Il faut aussi que vous sachiez que mon mari a été très violent sexuellement avec moi dès la première nuit, il n’a même pas eu besoin de me manipuler pour ça. Il a été très clair dès le départ : ça ou rien. J’ai choisi ça. N’importe quelle jeune femme saine l’aurait éjecté immédiatement, pas moi. J’ai toléré cet aspect de mon époux car j’étais formatée pour ça. De plus, j’avais le besoin vital qu’un homme me prenne en charge ; je quittais le Domaine, je ne voulais en aucun cas retourner chez mes parents et j’étais sans diplômes et sans revenus. Par ailleurs, puisque j’emmerdais mes proches (et les psy de tout poils qui n’entendaient rien à mon malaise), je voulais fiche la paix à tout le monde et me faire accepter, m’intégrer avec mari-enfants-maison-boulot, même si le prix à payer était cette horreur intime, soigneusement cachée. Mon mari (très aimé de mon père, comme par hasard) était présentable et pouvait m’offrir cette image extérieure. Il m’a aidé à avancer malgré tout, sur bien des points ; j’ai pu faire des études, j’ai une belle maison (ce qui me permet de m’éloigner de ma famille), j’ai eu les enfants que je désirais tant… J’ai essayé de vivre normalement. Je n’y suis pas arrivée, des symptômes de souffrance revenant tout le temps. J’aurai préféré me laisser mourir de faim, me faire vomir chaque jour, j’aurai préféré un diagnostic d’anomalie cérébrale congénitale –quitte à y impliquer mon fils !!- plutôt que de devoir admettre ce que mes parents m’ont fait. Plus aujourd’hui.

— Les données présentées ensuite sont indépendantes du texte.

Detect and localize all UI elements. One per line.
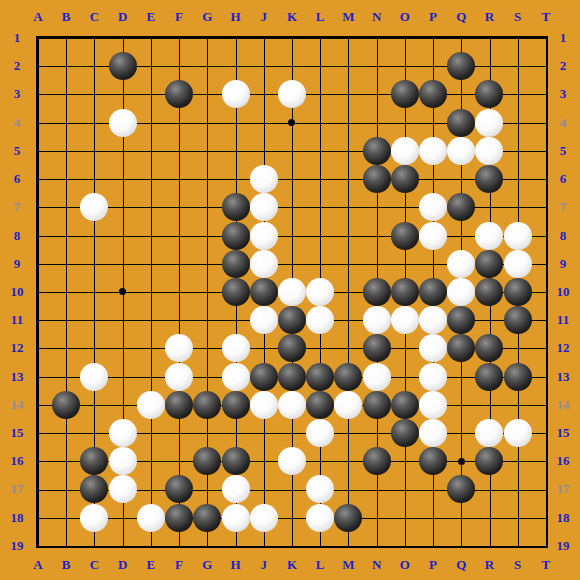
intersection-l18[interactable]: [306, 504, 334, 532]
intersection-j7[interactable]: [250, 193, 278, 221]
intersection-b1[interactable]: [52, 24, 80, 52]
intersection-j14[interactable]: [250, 391, 278, 419]
intersection-l8[interactable]: [306, 221, 334, 249]
intersection-k3[interactable]: [278, 80, 306, 108]
intersection-h18[interactable]: [221, 504, 249, 532]
intersection-g7[interactable]: [193, 193, 221, 221]
intersection-o12[interactable]: [391, 334, 419, 362]
intersection-r7[interactable]: [475, 193, 503, 221]
intersection-m9[interactable]: [334, 250, 362, 278]
intersection-d14[interactable]: [109, 391, 137, 419]
intersection-f14[interactable]: [165, 391, 193, 419]
intersection-o5[interactable]: [391, 137, 419, 165]
intersection-m14[interactable]: [334, 391, 362, 419]
intersection-d2[interactable]: [109, 52, 137, 80]
intersection-e15[interactable]: [137, 419, 165, 447]
intersection-q18[interactable]: [447, 504, 475, 532]
intersection-t1[interactable]: [532, 24, 560, 52]
intersection-e8[interactable]: [137, 221, 165, 249]
intersection-h11[interactable]: [221, 306, 249, 334]
intersection-r13[interactable]: [475, 363, 503, 391]
intersection-f13[interactable]: [165, 363, 193, 391]
intersection-t9[interactable]: [532, 250, 560, 278]
intersection-c11[interactable]: [80, 306, 108, 334]
intersection-d3[interactable]: [109, 80, 137, 108]
intersection-j5[interactable]: [250, 137, 278, 165]
intersection-t17[interactable]: [532, 475, 560, 503]
intersection-q19[interactable]: [447, 532, 475, 560]
intersection-f19[interactable]: [165, 532, 193, 560]
intersection-q15[interactable]: [447, 419, 475, 447]
intersection-m15[interactable]: [334, 419, 362, 447]
intersection-k18[interactable]: [278, 504, 306, 532]
intersection-c3[interactable]: [80, 80, 108, 108]
intersection-h1[interactable]: [221, 24, 249, 52]
intersection-n6[interactable]: [363, 165, 391, 193]
intersection-n16[interactable]: [363, 447, 391, 475]
intersection-t6[interactable]: [532, 165, 560, 193]
intersection-s15[interactable]: [504, 419, 532, 447]
intersection-q14[interactable]: [447, 391, 475, 419]
intersection-t14[interactable]: [532, 391, 560, 419]
intersection-g9[interactable]: [193, 250, 221, 278]
intersection-e1[interactable]: [137, 24, 165, 52]
intersection-q9[interactable]: [447, 250, 475, 278]
intersection-g17[interactable]: [193, 475, 221, 503]
intersection-h10[interactable]: [221, 278, 249, 306]
intersection-l3[interactable]: [306, 80, 334, 108]
intersection-a4[interactable]: [24, 109, 52, 137]
intersection-n15[interactable]: [363, 419, 391, 447]
intersection-r17[interactable]: [475, 475, 503, 503]
intersection-s6[interactable]: [504, 165, 532, 193]
intersection-g16[interactable]: [193, 447, 221, 475]
intersection-k11[interactable]: [278, 306, 306, 334]
intersection-j19[interactable]: [250, 532, 278, 560]
intersection-d18[interactable]: [109, 504, 137, 532]
intersection-c10[interactable]: [80, 278, 108, 306]
intersection-a1[interactable]: [24, 24, 52, 52]
intersection-l1[interactable]: [306, 24, 334, 52]
intersection-d16[interactable]: [109, 447, 137, 475]
intersection-e10[interactable]: [137, 278, 165, 306]
intersection-b4[interactable]: [52, 109, 80, 137]
intersection-n7[interactable]: [363, 193, 391, 221]
intersection-t2[interactable]: [532, 52, 560, 80]
intersection-l9[interactable]: [306, 250, 334, 278]
intersection-p13[interactable]: [419, 363, 447, 391]
intersection-k6[interactable]: [278, 165, 306, 193]
intersection-b13[interactable]: [52, 363, 80, 391]
intersection-d10[interactable]: [109, 278, 137, 306]
intersection-f8[interactable]: [165, 221, 193, 249]
intersection-l17[interactable]: [306, 475, 334, 503]
intersection-o11[interactable]: [391, 306, 419, 334]
intersection-p10[interactable]: [419, 278, 447, 306]
intersection-a15[interactable]: [24, 419, 52, 447]
intersection-k17[interactable]: [278, 475, 306, 503]
intersection-o9[interactable]: [391, 250, 419, 278]
intersection-a7[interactable]: [24, 193, 52, 221]
intersection-p5[interactable]: [419, 137, 447, 165]
intersection-j4[interactable]: [250, 109, 278, 137]
intersection-q16[interactable]: [447, 447, 475, 475]
intersection-j16[interactable]: [250, 447, 278, 475]
intersection-k5[interactable]: [278, 137, 306, 165]
intersection-n9[interactable]: [363, 250, 391, 278]
intersection-h14[interactable]: [221, 391, 249, 419]
intersection-s12[interactable]: [504, 334, 532, 362]
intersection-r19[interactable]: [475, 532, 503, 560]
intersection-o16[interactable]: [391, 447, 419, 475]
intersection-a5[interactable]: [24, 137, 52, 165]
intersection-e7[interactable]: [137, 193, 165, 221]
intersection-h13[interactable]: [221, 363, 249, 391]
intersection-q4[interactable]: [447, 109, 475, 137]
intersection-f18[interactable]: [165, 504, 193, 532]
intersection-n5[interactable]: [363, 137, 391, 165]
intersection-q8[interactable]: [447, 221, 475, 249]
intersection-b6[interactable]: [52, 165, 80, 193]
intersection-n4[interactable]: [363, 109, 391, 137]
intersection-n17[interactable]: [363, 475, 391, 503]
intersection-k7[interactable]: [278, 193, 306, 221]
intersection-f12[interactable]: [165, 334, 193, 362]
intersection-d5[interactable]: [109, 137, 137, 165]
intersection-h16[interactable]: [221, 447, 249, 475]
intersection-l16[interactable]: [306, 447, 334, 475]
intersection-c15[interactable]: [80, 419, 108, 447]
intersection-h15[interactable]: [221, 419, 249, 447]
intersection-m6[interactable]: [334, 165, 362, 193]
intersection-o3[interactable]: [391, 80, 419, 108]
intersection-l5[interactable]: [306, 137, 334, 165]
intersection-h8[interactable]: [221, 221, 249, 249]
intersection-n18[interactable]: [363, 504, 391, 532]
intersection-m4[interactable]: [334, 109, 362, 137]
intersection-l14[interactable]: [306, 391, 334, 419]
intersection-m5[interactable]: [334, 137, 362, 165]
intersection-a11[interactable]: [24, 306, 52, 334]
intersection-l7[interactable]: [306, 193, 334, 221]
intersection-b12[interactable]: [52, 334, 80, 362]
intersection-p12[interactable]: [419, 334, 447, 362]
intersection-l6[interactable]: [306, 165, 334, 193]
intersection-p1[interactable]: [419, 24, 447, 52]
intersection-k13[interactable]: [278, 363, 306, 391]
intersection-j17[interactable]: [250, 475, 278, 503]
intersection-s2[interactable]: [504, 52, 532, 80]
intersection-p7[interactable]: [419, 193, 447, 221]
intersection-b5[interactable]: [52, 137, 80, 165]
intersection-p18[interactable]: [419, 504, 447, 532]
intersection-h12[interactable]: [221, 334, 249, 362]
intersection-a14[interactable]: [24, 391, 52, 419]
intersection-p6[interactable]: [419, 165, 447, 193]
intersection-n19[interactable]: [363, 532, 391, 560]
intersection-g2[interactable]: [193, 52, 221, 80]
intersection-o1[interactable]: [391, 24, 419, 52]
intersection-f4[interactable]: [165, 109, 193, 137]
intersection-p17[interactable]: [419, 475, 447, 503]
intersection-e2[interactable]: [137, 52, 165, 80]
intersection-a2[interactable]: [24, 52, 52, 80]
intersection-p3[interactable]: [419, 80, 447, 108]
intersection-d4[interactable]: [109, 109, 137, 137]
intersection-h2[interactable]: [221, 52, 249, 80]
intersection-q5[interactable]: [447, 137, 475, 165]
intersection-s16[interactable]: [504, 447, 532, 475]
go-board[interactable]: ABCDEFGHJKLMNOPQRST ABCDEFGHJKLMNOPQRST …: [0, 0, 580, 580]
intersection-q17[interactable]: [447, 475, 475, 503]
intersection-f1[interactable]: [165, 24, 193, 52]
intersection-t10[interactable]: [532, 278, 560, 306]
intersection-b2[interactable]: [52, 52, 80, 80]
intersection-f16[interactable]: [165, 447, 193, 475]
intersection-g10[interactable]: [193, 278, 221, 306]
intersection-o8[interactable]: [391, 221, 419, 249]
intersection-r6[interactable]: [475, 165, 503, 193]
intersection-g14[interactable]: [193, 391, 221, 419]
intersection-a6[interactable]: [24, 165, 52, 193]
intersection-j11[interactable]: [250, 306, 278, 334]
intersection-r3[interactable]: [475, 80, 503, 108]
intersection-s1[interactable]: [504, 24, 532, 52]
intersection-d12[interactable]: [109, 334, 137, 362]
intersection-o17[interactable]: [391, 475, 419, 503]
intersection-s5[interactable]: [504, 137, 532, 165]
intersection-j6[interactable]: [250, 165, 278, 193]
intersection-d17[interactable]: [109, 475, 137, 503]
intersection-g18[interactable]: [193, 504, 221, 532]
intersection-r9[interactable]: [475, 250, 503, 278]
intersection-p16[interactable]: [419, 447, 447, 475]
intersection-m10[interactable]: [334, 278, 362, 306]
intersection-o13[interactable]: [391, 363, 419, 391]
intersection-t4[interactable]: [532, 109, 560, 137]
intersection-o4[interactable]: [391, 109, 419, 137]
intersection-n10[interactable]: [363, 278, 391, 306]
intersection-h9[interactable]: [221, 250, 249, 278]
intersection-q6[interactable]: [447, 165, 475, 193]
intersection-r11[interactable]: [475, 306, 503, 334]
intersection-c18[interactable]: [80, 504, 108, 532]
intersection-a3[interactable]: [24, 80, 52, 108]
intersection-g6[interactable]: [193, 165, 221, 193]
intersection-p8[interactable]: [419, 221, 447, 249]
intersection-e14[interactable]: [137, 391, 165, 419]
intersection-g15[interactable]: [193, 419, 221, 447]
intersection-r18[interactable]: [475, 504, 503, 532]
intersection-l10[interactable]: [306, 278, 334, 306]
intersection-h4[interactable]: [221, 109, 249, 137]
intersection-c1[interactable]: [80, 24, 108, 52]
intersection-j18[interactable]: [250, 504, 278, 532]
intersection-p19[interactable]: [419, 532, 447, 560]
intersection-c5[interactable]: [80, 137, 108, 165]
intersection-d11[interactable]: [109, 306, 137, 334]
intersection-s14[interactable]: [504, 391, 532, 419]
intersection-h19[interactable]: [221, 532, 249, 560]
intersection-n12[interactable]: [363, 334, 391, 362]
intersection-t11[interactable]: [532, 306, 560, 334]
intersection-h3[interactable]: [221, 80, 249, 108]
intersection-e13[interactable]: [137, 363, 165, 391]
intersection-t5[interactable]: [532, 137, 560, 165]
intersection-t15[interactable]: [532, 419, 560, 447]
intersection-b19[interactable]: [52, 532, 80, 560]
intersection-j2[interactable]: [250, 52, 278, 80]
intersection-b9[interactable]: [52, 250, 80, 278]
intersection-r10[interactable]: [475, 278, 503, 306]
intersection-a10[interactable]: [24, 278, 52, 306]
intersection-f9[interactable]: [165, 250, 193, 278]
intersection-m1[interactable]: [334, 24, 362, 52]
intersection-k16[interactable]: [278, 447, 306, 475]
intersection-o18[interactable]: [391, 504, 419, 532]
intersection-s9[interactable]: [504, 250, 532, 278]
intersection-p15[interactable]: [419, 419, 447, 447]
intersection-k8[interactable]: [278, 221, 306, 249]
intersection-o7[interactable]: [391, 193, 419, 221]
intersection-k15[interactable]: [278, 419, 306, 447]
intersection-m18[interactable]: [334, 504, 362, 532]
intersection-j13[interactable]: [250, 363, 278, 391]
intersection-e19[interactable]: [137, 532, 165, 560]
intersection-j1[interactable]: [250, 24, 278, 52]
intersection-l19[interactable]: [306, 532, 334, 560]
intersection-r5[interactable]: [475, 137, 503, 165]
intersection-n2[interactable]: [363, 52, 391, 80]
intersection-q3[interactable]: [447, 80, 475, 108]
intersection-o10[interactable]: [391, 278, 419, 306]
intersection-k19[interactable]: [278, 532, 306, 560]
intersection-k2[interactable]: [278, 52, 306, 80]
intersection-e17[interactable]: [137, 475, 165, 503]
intersection-j12[interactable]: [250, 334, 278, 362]
intersection-q13[interactable]: [447, 363, 475, 391]
intersection-c6[interactable]: [80, 165, 108, 193]
intersection-j3[interactable]: [250, 80, 278, 108]
intersection-d13[interactable]: [109, 363, 137, 391]
intersection-f3[interactable]: [165, 80, 193, 108]
intersection-t16[interactable]: [532, 447, 560, 475]
intersection-q12[interactable]: [447, 334, 475, 362]
intersection-m12[interactable]: [334, 334, 362, 362]
intersection-h6[interactable]: [221, 165, 249, 193]
intersection-a16[interactable]: [24, 447, 52, 475]
intersection-q11[interactable]: [447, 306, 475, 334]
intersection-q1[interactable]: [447, 24, 475, 52]
intersection-r15[interactable]: [475, 419, 503, 447]
intersection-g11[interactable]: [193, 306, 221, 334]
intersection-n8[interactable]: [363, 221, 391, 249]
intersection-j10[interactable]: [250, 278, 278, 306]
intersection-s13[interactable]: [504, 363, 532, 391]
intersection-j8[interactable]: [250, 221, 278, 249]
intersection-t19[interactable]: [532, 532, 560, 560]
intersection-m3[interactable]: [334, 80, 362, 108]
intersection-n3[interactable]: [363, 80, 391, 108]
intersection-e9[interactable]: [137, 250, 165, 278]
intersection-n13[interactable]: [363, 363, 391, 391]
intersection-r12[interactable]: [475, 334, 503, 362]
intersection-s19[interactable]: [504, 532, 532, 560]
intersection-d9[interactable]: [109, 250, 137, 278]
intersection-t7[interactable]: [532, 193, 560, 221]
intersection-b17[interactable]: [52, 475, 80, 503]
intersection-s3[interactable]: [504, 80, 532, 108]
intersection-d1[interactable]: [109, 24, 137, 52]
intersection-l13[interactable]: [306, 363, 334, 391]
intersection-b15[interactable]: [52, 419, 80, 447]
intersection-c8[interactable]: [80, 221, 108, 249]
intersection-k14[interactable]: [278, 391, 306, 419]
intersection-t18[interactable]: [532, 504, 560, 532]
intersection-d7[interactable]: [109, 193, 137, 221]
intersection-j9[interactable]: [250, 250, 278, 278]
intersection-e11[interactable]: [137, 306, 165, 334]
intersection-e4[interactable]: [137, 109, 165, 137]
intersection-l2[interactable]: [306, 52, 334, 80]
intersection-m17[interactable]: [334, 475, 362, 503]
intersection-p11[interactable]: [419, 306, 447, 334]
intersection-g1[interactable]: [193, 24, 221, 52]
intersection-a19[interactable]: [24, 532, 52, 560]
intersection-o15[interactable]: [391, 419, 419, 447]
intersection-r16[interactable]: [475, 447, 503, 475]
intersection-h5[interactable]: [221, 137, 249, 165]
intersection-b7[interactable]: [52, 193, 80, 221]
intersection-m19[interactable]: [334, 532, 362, 560]
intersection-l4[interactable]: [306, 109, 334, 137]
intersection-f11[interactable]: [165, 306, 193, 334]
intersection-f15[interactable]: [165, 419, 193, 447]
intersection-b8[interactable]: [52, 221, 80, 249]
intersection-q2[interactable]: [447, 52, 475, 80]
intersection-a17[interactable]: [24, 475, 52, 503]
intersection-c7[interactable]: [80, 193, 108, 221]
intersection-m2[interactable]: [334, 52, 362, 80]
intersection-g12[interactable]: [193, 334, 221, 362]
intersection-b16[interactable]: [52, 447, 80, 475]
intersection-s11[interactable]: [504, 306, 532, 334]
intersection-q10[interactable]: [447, 278, 475, 306]
intersection-b14[interactable]: [52, 391, 80, 419]
intersection-b10[interactable]: [52, 278, 80, 306]
intersection-c13[interactable]: [80, 363, 108, 391]
intersection-h7[interactable]: [221, 193, 249, 221]
intersection-a12[interactable]: [24, 334, 52, 362]
intersection-c2[interactable]: [80, 52, 108, 80]
intersection-o2[interactable]: [391, 52, 419, 80]
intersection-e6[interactable]: [137, 165, 165, 193]
intersection-s17[interactable]: [504, 475, 532, 503]
intersection-e12[interactable]: [137, 334, 165, 362]
intersection-m13[interactable]: [334, 363, 362, 391]
intersection-g8[interactable]: [193, 221, 221, 249]
intersection-j15[interactable]: [250, 419, 278, 447]
intersection-p2[interactable]: [419, 52, 447, 80]
intersection-g5[interactable]: [193, 137, 221, 165]
intersection-e16[interactable]: [137, 447, 165, 475]
intersection-f2[interactable]: [165, 52, 193, 80]
intersection-k9[interactable]: [278, 250, 306, 278]
intersection-l12[interactable]: [306, 334, 334, 362]
intersection-s18[interactable]: [504, 504, 532, 532]
intersection-a8[interactable]: [24, 221, 52, 249]
intersection-c12[interactable]: [80, 334, 108, 362]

Vous m’avez touchée au cœur car j’ai évité toute ma vie la question du sentiment amoureux que je croyais inaccessible (si j’étais amoureuse, c’était toujours d’un homme inaccessible). C’est en cela que vous m’aidez d’abord : moi, une si pathétique grenouille, je pourrais être aimée d’un homme intelligent, cultivé et respectueux ? Je pourrais un jour connaître l’amour ? J’ose enfin me répondre oui. Même si je ne sais comment faire. Et que l’âge et l’aveu d’inceste réduisent mes chances.
Vous me sauvez la vie en me faisant sortir de ce combat entre ma volonté et mon inconscient si puissant, même si le tribut à payer pour cette liberté est très lourd.